Simultaneous Equations

Simultaneous equations act as an entry point for understanding problems in linear algebra.

These equations have multiple unknown values that we want to solve. Solving a linear equation means finding a point at which a system of equations intersect. For example, the two lines below \( y = 2x - 2 \) and \( y = -\frac{1}{2}x + 5 \) intersect at point \( (2, 2) \) meaning that this is where the solution for this system of equations is.

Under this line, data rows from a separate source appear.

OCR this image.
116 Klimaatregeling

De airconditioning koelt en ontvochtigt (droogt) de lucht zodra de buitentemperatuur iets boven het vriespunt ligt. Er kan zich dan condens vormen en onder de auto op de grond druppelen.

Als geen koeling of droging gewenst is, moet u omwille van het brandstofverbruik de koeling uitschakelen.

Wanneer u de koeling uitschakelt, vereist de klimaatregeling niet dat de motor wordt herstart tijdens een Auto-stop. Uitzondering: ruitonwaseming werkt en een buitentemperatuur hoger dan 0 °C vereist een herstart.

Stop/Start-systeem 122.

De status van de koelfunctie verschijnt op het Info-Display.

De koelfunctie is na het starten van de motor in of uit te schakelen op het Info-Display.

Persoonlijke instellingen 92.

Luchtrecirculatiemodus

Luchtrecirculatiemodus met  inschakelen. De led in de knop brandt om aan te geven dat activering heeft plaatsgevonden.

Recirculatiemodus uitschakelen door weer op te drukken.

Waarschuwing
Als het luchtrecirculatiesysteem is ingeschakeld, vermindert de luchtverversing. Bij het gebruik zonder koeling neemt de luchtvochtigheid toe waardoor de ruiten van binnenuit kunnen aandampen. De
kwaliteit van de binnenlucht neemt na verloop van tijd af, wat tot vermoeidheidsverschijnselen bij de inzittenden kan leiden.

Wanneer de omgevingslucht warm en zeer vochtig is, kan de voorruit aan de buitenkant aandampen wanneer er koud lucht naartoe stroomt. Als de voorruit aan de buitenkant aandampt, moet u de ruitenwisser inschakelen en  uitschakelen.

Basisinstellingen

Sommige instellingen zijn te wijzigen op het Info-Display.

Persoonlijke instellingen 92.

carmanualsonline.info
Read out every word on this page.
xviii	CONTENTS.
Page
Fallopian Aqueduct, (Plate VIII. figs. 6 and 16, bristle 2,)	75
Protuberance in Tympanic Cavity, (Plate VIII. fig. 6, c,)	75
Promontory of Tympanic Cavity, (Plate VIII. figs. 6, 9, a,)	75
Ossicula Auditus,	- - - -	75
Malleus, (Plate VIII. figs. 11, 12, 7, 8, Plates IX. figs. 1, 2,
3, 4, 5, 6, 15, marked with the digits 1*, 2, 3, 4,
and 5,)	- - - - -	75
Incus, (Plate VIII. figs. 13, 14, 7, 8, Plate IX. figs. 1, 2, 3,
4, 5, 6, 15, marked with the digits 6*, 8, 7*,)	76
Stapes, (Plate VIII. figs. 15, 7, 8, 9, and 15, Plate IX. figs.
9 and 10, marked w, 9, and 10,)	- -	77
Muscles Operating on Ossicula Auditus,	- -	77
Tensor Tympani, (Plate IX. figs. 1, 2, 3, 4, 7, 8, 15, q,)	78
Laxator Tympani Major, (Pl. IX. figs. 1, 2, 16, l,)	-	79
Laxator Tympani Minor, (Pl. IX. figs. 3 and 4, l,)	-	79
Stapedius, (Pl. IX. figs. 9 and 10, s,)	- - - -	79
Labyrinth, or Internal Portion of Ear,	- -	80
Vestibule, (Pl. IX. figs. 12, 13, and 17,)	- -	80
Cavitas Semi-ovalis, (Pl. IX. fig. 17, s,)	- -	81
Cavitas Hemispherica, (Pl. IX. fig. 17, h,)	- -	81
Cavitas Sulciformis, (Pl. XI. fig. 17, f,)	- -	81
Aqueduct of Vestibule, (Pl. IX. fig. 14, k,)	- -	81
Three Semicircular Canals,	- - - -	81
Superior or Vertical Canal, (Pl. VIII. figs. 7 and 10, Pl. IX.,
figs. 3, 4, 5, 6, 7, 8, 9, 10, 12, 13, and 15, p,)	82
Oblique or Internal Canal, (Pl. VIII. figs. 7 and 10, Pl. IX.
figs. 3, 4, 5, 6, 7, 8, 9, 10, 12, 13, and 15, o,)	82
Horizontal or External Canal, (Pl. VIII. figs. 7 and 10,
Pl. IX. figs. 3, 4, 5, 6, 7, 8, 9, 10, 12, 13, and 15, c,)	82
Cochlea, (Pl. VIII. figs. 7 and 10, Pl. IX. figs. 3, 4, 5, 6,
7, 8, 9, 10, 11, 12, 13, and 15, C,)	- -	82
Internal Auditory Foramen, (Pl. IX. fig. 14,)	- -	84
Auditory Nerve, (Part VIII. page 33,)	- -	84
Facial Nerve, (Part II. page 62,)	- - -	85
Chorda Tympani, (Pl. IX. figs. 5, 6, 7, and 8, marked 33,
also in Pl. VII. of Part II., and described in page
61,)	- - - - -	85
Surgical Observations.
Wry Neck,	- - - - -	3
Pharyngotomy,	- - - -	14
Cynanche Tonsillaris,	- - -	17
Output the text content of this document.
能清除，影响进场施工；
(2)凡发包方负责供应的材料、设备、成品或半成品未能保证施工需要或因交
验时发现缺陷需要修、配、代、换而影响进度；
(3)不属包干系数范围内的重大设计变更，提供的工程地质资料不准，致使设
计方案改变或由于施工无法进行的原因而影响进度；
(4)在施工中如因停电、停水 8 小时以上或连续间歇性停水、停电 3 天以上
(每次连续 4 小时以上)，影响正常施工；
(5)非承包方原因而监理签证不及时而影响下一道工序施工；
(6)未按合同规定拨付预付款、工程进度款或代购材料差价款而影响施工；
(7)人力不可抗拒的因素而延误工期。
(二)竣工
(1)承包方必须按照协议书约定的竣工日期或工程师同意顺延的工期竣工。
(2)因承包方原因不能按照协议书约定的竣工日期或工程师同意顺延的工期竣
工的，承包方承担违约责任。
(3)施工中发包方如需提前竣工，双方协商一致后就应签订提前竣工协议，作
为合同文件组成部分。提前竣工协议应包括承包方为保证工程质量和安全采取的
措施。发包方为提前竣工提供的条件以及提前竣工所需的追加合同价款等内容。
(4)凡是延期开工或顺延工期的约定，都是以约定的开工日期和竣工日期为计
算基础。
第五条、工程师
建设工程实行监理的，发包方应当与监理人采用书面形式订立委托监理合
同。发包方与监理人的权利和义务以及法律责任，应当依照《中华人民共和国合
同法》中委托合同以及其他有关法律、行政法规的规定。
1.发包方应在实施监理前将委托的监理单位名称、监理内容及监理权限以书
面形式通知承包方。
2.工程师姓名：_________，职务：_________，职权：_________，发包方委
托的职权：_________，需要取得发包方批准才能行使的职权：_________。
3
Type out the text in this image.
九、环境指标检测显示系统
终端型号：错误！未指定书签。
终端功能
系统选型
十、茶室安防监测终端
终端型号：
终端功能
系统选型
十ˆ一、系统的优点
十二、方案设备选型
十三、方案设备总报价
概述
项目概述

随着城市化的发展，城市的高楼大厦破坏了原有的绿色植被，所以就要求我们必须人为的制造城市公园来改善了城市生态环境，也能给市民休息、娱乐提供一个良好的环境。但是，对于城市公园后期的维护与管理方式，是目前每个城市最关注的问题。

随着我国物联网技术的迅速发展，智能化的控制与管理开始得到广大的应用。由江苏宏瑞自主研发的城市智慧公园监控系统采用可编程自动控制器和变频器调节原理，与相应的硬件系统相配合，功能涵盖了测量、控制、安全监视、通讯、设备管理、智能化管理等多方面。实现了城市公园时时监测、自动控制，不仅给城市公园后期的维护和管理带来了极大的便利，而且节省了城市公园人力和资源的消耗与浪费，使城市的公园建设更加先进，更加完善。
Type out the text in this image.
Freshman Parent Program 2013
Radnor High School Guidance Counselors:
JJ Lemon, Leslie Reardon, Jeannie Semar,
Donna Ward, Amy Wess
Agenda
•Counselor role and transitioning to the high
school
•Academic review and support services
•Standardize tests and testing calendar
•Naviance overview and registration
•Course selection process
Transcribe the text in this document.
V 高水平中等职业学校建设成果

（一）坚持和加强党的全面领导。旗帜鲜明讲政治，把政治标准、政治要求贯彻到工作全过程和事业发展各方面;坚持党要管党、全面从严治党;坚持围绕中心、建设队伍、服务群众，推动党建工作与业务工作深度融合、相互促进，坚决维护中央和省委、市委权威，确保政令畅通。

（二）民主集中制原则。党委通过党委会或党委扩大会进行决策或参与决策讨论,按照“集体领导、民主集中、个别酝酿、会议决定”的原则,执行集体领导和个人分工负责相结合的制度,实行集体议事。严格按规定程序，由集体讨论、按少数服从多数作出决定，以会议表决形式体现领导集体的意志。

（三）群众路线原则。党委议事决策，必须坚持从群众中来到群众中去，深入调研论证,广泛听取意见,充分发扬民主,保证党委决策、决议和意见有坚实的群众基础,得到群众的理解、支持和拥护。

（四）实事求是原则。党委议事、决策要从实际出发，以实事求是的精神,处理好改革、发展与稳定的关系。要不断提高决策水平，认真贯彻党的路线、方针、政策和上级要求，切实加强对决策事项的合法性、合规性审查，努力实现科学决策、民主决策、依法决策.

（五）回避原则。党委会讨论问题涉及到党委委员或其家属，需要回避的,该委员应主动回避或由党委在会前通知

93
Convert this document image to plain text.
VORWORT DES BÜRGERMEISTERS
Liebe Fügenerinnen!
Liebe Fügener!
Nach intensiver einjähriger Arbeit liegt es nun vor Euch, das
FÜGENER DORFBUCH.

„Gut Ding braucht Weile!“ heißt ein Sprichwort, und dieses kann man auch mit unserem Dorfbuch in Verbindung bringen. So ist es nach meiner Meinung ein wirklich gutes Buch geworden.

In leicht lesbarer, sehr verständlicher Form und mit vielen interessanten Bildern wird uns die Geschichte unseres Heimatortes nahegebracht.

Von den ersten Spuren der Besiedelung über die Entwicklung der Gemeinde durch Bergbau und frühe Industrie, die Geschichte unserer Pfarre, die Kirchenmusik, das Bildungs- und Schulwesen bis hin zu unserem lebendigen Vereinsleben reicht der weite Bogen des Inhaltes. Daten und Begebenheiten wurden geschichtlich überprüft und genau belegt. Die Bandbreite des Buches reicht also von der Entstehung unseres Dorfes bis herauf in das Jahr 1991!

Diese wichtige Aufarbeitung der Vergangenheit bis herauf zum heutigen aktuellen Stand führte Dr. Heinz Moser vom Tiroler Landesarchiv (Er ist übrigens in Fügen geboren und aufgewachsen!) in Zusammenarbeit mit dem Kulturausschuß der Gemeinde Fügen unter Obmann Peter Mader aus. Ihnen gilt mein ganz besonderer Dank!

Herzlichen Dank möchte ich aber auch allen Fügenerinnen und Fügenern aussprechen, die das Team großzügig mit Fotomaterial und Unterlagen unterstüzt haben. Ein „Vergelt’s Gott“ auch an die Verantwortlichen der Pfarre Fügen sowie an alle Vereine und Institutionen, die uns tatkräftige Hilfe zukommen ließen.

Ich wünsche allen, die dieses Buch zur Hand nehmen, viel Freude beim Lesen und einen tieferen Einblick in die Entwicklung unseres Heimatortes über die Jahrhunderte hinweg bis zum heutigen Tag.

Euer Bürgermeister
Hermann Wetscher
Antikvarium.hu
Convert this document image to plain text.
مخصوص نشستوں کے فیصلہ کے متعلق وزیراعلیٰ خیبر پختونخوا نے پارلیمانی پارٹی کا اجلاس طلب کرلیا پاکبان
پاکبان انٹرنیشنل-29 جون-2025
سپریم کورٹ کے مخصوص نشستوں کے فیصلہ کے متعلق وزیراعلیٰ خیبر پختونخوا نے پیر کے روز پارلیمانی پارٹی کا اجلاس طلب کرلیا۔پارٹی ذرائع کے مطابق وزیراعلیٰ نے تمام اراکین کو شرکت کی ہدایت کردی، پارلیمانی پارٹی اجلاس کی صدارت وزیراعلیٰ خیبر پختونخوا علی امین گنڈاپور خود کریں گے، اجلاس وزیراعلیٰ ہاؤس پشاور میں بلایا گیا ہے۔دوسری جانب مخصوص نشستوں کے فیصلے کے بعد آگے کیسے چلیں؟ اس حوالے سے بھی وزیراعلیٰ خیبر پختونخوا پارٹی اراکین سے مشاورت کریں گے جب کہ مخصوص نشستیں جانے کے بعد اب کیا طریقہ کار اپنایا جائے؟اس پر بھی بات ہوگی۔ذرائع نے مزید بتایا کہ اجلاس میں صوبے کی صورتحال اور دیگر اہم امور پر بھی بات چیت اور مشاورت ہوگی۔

Importantly, it is the co-efficients of the unknowns in different equations that describe how the equations behave. For example, in the well known form \( y = mx \) the \( m \) describes the actual character of the equation. Modifying \( m \) modifies the gradient.

To solve a system of equations with \( n \) unknowns requires at least \( n \) number of equation. So to solve a system of three dimensional equations \( x + y + z = m \) requires at least three equations.

Two Unknowns

A system of linear equations with two unknowns (namely \( x \) and \( y \)) can be stated as

\[ ax + by = m \]

\[ cx + dy = n \]

With unique co-efficients indicated by \( a \), \( b \), \( c \) and \( d \).

Parallel Lines

You can show that a system of two dimensional linear equations has a solution if the gradient of the two equations is different. For the system of equations

\[ ax + by = m \]

\[ cx + dy = n \]

A solution exists if

\[ ad - bc \neq 0 \]

If the gradient of the lines is the same it would mean that the lines are parallel and would never meet. Therefore there would be no solution.

To show this convert the standard form of the equations into y intercept form by dividing by the associated co-efficient of \( y \) and subtracting the \( x \) term.

\[ \frac{ax + by = m}{b} \]

\[ \frac{cx + dy = n}{d} \]

\[ \frac{a}{b}x + y = \frac{m}{b} \]

\[ \frac{c}{d}x + y = \frac{n}{d} \]

In standard form as

\[ y = - \frac{a}{b}x + \frac{m}{b} \]

\[ y = - \frac{c}{d}x + \frac{n}{d} \]

Now that the gradient is isolated as \( \frac{a}{b}x \) and \( \frac{c}{d}x \) respectively it is clear that if \( \frac{a}{b} = \frac{c}{d} \) then the lines are parallel and this system of equations does not have a solution.

This can be stated more elegantly by cross multiplying each side of the equation by their denominators to get

\[ ad = cb \]

If this case then the lines are parallel. This is just a restating of the above fractional form. This where the rule that if

\[ ad - cb \neq 0 \]

Then the lines are parallel and the system has no solution.

Overlayed Lines

A system of equations has an infinite number of solutions if the equations of the lines have the same gradient and the same \( y \) intercept. In this case the two equations in the system eseentially just express multiples of the same equation.

For the system of equations

\[ ax + by = m \]

\[ cx + dy = n \]

The system has infinite solutions

If \( ad - cb = 0 \) and \( dm - bn = 0 \)

We can build this rule from the above parallel line formula that was already described. For this rule we also take into account the \( y \) intercept which is expressed as \( \frac{m}{b} \) and \( \frac{n}{d} \). Therefore, the lines share the same intercept if

\[ \frac{m}{b} = \frac{n}{d} \]

Which can be re-written using cross multiplication in the subtractive form as

Lines share a y intercept if \( dm - bn = 0 \)

For example, the two equations below are just multiple forms of the equation \( y = 2x + 1 \)

\[ 2y - 4x = 2 \]

\[ 4y - 8x = 4 \]

If they are converted to \( y \) intercept form

\[ y = \frac{4}{2}x + \frac{2}{2} \]

\[ y = \frac{8}{4}x + \frac{4}{4} \]

It becomes evident that these are the same equation because they both share a gradient of \( 2 \) and a \(y \) intercept of \( 1 \). If they are graphed they overlay at each other and have a solution at every point.